A sottolinearlo la segretaria generale della Cisl Funzione pubblica Valentina Francesconi secondo cui “non mettiamo in discussione la necessità di garantire la continuità dell’assistenza ai cittadini. È giusto che vengano adottati tutti gli strumenti possibili per assicurare un servizio essenziale come quello sanitario. Tuttavia, non possiamo non evidenziare la miopia di un’amministrazione che, da troppo tempo, non è stata in grado di sviluppare una politica del personale capace di risolvere una carenza di organico che ormai è strutturale”.

“Accogliamo favorevolmente le ultime assunzioni effettuate, ma è sotto gli occhi di tutti che non sono sufficienti. Il problema non si risolve spostando personale da un presidio all’altro o rincorrendo le emergenze stagionali. Servono investimenti, programmazione e un piano straordinario di reclutamento e valorizzazione del personale, capace di rendere attrattiva la sanità pubblica e di garantire organici adeguati ai reali bisogni del territorio” aggiunge ancora Francesconi.

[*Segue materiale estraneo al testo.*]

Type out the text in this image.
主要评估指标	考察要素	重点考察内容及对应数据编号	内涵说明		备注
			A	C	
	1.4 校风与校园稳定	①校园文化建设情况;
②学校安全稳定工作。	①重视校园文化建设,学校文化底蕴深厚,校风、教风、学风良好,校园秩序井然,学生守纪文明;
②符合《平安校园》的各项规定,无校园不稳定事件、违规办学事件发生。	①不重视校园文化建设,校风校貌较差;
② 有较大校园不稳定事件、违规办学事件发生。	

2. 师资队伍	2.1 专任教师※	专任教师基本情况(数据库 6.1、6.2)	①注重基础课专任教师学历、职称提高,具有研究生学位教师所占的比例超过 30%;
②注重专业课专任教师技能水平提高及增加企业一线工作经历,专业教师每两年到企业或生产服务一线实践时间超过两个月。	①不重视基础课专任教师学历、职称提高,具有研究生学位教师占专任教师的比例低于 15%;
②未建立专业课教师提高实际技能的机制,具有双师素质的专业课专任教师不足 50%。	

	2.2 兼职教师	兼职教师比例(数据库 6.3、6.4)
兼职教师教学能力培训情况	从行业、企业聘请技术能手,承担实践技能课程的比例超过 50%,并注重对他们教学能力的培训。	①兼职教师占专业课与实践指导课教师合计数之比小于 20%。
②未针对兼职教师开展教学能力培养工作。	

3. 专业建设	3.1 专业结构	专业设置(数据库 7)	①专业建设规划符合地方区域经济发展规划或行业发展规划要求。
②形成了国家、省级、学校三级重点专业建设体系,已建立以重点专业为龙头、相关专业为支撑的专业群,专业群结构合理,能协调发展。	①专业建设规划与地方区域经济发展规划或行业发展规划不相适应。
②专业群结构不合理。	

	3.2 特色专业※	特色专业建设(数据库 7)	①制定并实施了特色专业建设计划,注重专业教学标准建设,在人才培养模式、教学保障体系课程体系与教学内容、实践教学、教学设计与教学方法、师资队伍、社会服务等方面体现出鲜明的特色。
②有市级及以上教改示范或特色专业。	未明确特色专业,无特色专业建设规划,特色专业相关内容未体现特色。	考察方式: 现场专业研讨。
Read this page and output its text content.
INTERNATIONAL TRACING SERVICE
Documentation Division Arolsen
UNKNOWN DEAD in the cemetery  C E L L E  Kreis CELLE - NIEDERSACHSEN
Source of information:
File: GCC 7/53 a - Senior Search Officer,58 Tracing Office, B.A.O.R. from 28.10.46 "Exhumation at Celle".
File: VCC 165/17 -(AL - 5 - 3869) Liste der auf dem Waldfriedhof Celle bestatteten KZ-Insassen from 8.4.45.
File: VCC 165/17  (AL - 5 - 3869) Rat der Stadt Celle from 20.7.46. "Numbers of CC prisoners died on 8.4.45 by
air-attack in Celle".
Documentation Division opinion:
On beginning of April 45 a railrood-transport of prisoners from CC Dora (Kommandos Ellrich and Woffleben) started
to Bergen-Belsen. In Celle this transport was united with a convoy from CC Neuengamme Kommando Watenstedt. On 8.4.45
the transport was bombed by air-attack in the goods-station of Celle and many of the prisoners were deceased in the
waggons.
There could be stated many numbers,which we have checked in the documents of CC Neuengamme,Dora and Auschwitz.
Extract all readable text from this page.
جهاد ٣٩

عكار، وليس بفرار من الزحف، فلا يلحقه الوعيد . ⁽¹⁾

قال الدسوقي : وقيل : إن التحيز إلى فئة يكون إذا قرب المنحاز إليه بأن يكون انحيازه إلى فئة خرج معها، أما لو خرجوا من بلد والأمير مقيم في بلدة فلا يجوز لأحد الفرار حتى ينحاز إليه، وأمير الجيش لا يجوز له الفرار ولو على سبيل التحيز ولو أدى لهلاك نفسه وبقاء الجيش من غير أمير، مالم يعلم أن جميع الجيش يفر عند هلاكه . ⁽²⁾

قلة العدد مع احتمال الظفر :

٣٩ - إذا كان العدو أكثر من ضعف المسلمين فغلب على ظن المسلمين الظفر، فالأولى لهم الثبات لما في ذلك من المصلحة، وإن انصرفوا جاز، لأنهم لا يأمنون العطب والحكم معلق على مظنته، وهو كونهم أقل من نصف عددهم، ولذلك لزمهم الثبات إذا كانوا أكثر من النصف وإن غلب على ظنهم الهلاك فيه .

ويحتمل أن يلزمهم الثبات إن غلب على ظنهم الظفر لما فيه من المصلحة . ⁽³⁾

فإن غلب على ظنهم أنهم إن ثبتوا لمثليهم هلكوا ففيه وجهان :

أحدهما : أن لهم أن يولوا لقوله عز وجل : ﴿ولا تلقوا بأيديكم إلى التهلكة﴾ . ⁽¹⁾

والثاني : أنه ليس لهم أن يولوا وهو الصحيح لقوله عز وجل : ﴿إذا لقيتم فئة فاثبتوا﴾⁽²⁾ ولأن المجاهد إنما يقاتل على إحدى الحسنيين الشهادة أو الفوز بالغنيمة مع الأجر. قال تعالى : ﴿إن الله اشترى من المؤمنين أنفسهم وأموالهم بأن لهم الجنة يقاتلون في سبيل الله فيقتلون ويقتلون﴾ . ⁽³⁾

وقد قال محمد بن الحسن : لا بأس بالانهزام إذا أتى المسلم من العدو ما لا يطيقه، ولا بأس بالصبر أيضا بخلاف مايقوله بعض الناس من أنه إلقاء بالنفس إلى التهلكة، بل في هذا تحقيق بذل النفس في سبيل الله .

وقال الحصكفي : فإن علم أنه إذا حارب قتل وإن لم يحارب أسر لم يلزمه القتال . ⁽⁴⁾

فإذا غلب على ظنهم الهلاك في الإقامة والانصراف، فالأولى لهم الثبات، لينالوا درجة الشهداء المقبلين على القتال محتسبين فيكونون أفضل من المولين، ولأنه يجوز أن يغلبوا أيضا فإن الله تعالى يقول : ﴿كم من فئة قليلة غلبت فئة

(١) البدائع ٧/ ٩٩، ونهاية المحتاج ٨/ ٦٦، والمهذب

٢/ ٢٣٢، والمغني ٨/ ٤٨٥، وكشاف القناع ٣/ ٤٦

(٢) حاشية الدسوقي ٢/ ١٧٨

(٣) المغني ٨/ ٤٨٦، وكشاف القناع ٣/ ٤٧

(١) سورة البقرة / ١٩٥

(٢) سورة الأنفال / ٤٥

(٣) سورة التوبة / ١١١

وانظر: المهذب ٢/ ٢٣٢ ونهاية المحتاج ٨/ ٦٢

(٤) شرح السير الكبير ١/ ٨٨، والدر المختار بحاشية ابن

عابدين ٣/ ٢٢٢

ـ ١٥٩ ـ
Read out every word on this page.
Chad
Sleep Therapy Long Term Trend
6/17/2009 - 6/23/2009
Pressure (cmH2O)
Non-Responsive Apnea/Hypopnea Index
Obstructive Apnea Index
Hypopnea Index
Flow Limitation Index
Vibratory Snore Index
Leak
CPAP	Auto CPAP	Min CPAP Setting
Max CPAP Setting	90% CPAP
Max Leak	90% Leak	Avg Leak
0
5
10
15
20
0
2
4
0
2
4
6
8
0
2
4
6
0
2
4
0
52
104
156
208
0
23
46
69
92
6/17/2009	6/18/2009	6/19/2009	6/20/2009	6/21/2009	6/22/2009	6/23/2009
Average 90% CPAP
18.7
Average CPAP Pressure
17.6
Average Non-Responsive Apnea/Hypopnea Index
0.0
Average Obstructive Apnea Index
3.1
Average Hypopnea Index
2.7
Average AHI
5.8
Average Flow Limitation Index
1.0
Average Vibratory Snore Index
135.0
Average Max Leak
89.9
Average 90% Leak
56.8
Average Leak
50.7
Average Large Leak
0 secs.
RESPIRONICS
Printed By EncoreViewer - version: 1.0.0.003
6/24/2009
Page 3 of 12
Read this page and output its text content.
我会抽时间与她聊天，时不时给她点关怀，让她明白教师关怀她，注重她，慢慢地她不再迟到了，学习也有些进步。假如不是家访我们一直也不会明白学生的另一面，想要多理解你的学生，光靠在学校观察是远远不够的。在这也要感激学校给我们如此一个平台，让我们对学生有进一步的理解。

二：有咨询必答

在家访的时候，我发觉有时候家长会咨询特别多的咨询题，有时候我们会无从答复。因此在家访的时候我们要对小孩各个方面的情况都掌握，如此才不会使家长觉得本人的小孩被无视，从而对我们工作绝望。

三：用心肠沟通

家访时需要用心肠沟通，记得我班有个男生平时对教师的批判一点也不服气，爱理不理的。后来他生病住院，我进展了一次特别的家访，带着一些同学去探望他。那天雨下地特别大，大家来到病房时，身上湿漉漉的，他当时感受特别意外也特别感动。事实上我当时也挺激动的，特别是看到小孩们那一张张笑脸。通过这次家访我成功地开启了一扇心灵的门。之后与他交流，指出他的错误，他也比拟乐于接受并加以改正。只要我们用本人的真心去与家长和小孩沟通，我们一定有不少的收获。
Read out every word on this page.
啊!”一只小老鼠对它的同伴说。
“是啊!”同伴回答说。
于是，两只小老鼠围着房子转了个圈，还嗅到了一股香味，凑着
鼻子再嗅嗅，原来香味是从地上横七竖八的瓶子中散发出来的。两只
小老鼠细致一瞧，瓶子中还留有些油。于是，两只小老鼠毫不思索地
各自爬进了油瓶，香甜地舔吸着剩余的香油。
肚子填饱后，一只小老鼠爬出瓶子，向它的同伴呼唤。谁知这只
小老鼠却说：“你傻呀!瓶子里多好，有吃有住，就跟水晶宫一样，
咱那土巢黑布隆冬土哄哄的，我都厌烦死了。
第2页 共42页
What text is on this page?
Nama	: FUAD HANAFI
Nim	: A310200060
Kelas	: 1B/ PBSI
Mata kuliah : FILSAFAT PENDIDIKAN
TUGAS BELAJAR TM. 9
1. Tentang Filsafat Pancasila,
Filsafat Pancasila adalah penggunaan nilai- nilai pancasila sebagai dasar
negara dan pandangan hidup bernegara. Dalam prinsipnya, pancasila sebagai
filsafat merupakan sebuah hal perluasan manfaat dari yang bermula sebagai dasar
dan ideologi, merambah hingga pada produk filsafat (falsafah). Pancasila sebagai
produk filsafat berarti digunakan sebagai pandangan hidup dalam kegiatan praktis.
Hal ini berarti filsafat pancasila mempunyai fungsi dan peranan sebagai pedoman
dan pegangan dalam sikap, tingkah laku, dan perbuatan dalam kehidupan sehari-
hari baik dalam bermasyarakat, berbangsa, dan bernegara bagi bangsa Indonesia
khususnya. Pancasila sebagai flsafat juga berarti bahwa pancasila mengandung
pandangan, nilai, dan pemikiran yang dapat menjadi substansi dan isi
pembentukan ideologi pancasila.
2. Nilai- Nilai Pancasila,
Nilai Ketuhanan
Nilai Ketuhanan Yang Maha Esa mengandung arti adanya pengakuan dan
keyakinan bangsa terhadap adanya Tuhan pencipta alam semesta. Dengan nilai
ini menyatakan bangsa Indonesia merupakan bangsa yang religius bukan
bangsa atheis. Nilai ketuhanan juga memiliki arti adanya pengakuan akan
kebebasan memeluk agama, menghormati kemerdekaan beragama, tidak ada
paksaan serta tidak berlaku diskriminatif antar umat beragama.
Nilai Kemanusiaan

“A pagare il prezzo di questa mancanza di visione sono innanzitutto i lavoratori, chiamati ogni giorno a sostenere carichi di lavoro sempre più pesanti, con il rischio di stress, demotivazione e burnout. Ma le conseguenze ricadono inevitabilmente anche sui cittadini, che hanno diritto a ricevere cure tempestive e servizi di qualità. Oggi la sanità pubblica senese fatica a essere attrattiva per i professionisti. I costi elevati degli affitti, la carenza di alloggi a prezzi accessibili e le difficoltà logistiche spingono molti operatori a scegliere altre destinazioni. Per risolvere questa criticità serve una visione d’insieme”.

“La CISL FP ritiene fondamentale, quindi, avviare un dialogo allargato che interessi non solo la Direzione aziendale ma anche le istituzioni a tutti i livelli coinvolte. Solo un piano integrato potrà restituire a Siena la capacità di attrarre e trattenere i professionisti della salute. Lavorare costantemente in emergenza logora il personale — esposto a turni massacranti, stress e burnout — e indebolisce la qualità delle cure. La CISL FP conferma quindi la massima disponibilità al confronto. È il momento che la politica e i vertici aziendali dimostrino il coraggio di pianificare il futuro, trasformando i tavoli di discussione in scelte concrete, investimenti reali e una programmazione seria del personale” conclude la segretaria generale Francesconi.